Dia memasuki rumah makan itu untuk ikut kencing dan cuci muka lalu memesan makanan khas sunda kesukaannya. Sejenak sempat juga Wiguna melihat bocah malang itu mengelilingi mobilnya dan mengamat-amatinya seperti mencari sesuatu. Di keremangan lampu-lampu jalanan dan lampu penerangan halaman parkir rumah makan, Wiguna merasa tingkah bocah itu memang agak aneh tapi tidak cukup untuk dikatakan membahayakan. Dia sudah mengunci pintu mobil dengan baik, lagi pula di dalam mobil tak ada barang berharga yang bisa dicuri selain itu ada tukang parkir yang berjaga di sudut kiri rumah makan sambil berjualan rokok. Jadi ketika hati kecil Wiguna menyiratkan suatu kecurigaan, dia segera menafikannya dan mengatakan hal itu terlalu berlebihan.
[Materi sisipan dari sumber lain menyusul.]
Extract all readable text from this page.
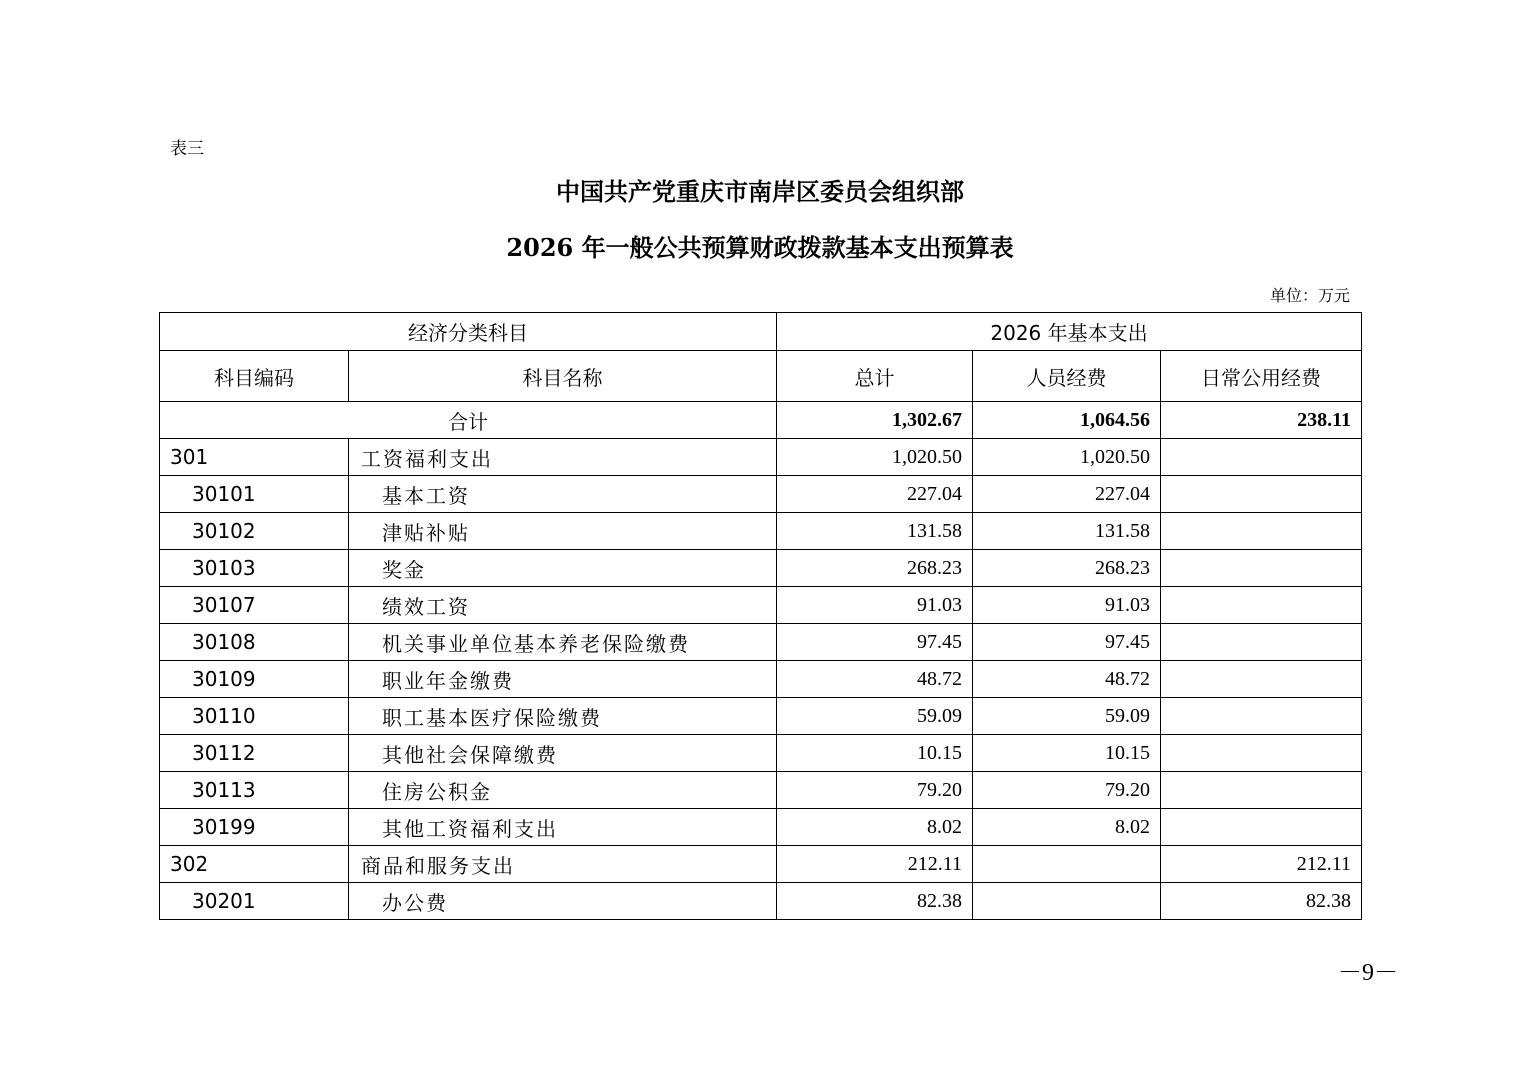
表三
中国共产党重庆市南岸区委员会组织部
2026 年一般公共预算财政拨款基本支出预算表
单位：万元
经济分类科目		2026 年基本支出		
科目编码	科目名称	总计	人员经费	日常公用经费
合计		1,302.67	1,064.56	238.11
301	工资福利支出	1,020.50	1,020.50	
30101	基本工资	227.04	227.04	
30102	津贴补贴	131.58	131.58	
30103	奖金	268.23	268.23	
30107	绩效工资	91.03	91.03	
30108	机关事业单位基本养老保险缴费	97.45	97.45	
30109	职业年金缴费	48.72	48.72	
30110	职工基本医疗保险缴费	59.09	59.09	
30112	其他社会保障缴费	10.15	10.15	
30113	住房公积金	79.20	79.20	
30199	其他工资福利支出	8.02	8.02	
302	商品和服务支出	212.11		212.11
30201	办公费	82.38		82.38
－9－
Maka dia pun makan dengan tenang dan lahap. Selesai makan, untuk berjaga-jaga kalau-kalau di rumah Neneknya belum masak, dia membeli sebungku pepes ayam kesukaan nenek, tempe dan tahu goreng serta nasi satu bungkus.

Jam digital di dashboard menunjukan pukul 19.01 ketika Wiguna duduk di belakang stir dan meletakan kantung kresek berisi makanan di kursi belakang. Pada saat menyimpan makanan di kursi belakang itu, hidung Wiguna seperti mengendus bau langu kain lap yang berbulan-bulan tidak dicuci. Dia merasa aneh karena tidak pernah merasa memiliki kain lap yang kotor dan bau di dalam mobilnya. Namun dia menduga dalam hatinya, mungkin Mang Usep meninggalkan lap kainnya secara tidak sengaja ketika tadi siang disuruh mencuci mobil di halaman parkir samping kantornya.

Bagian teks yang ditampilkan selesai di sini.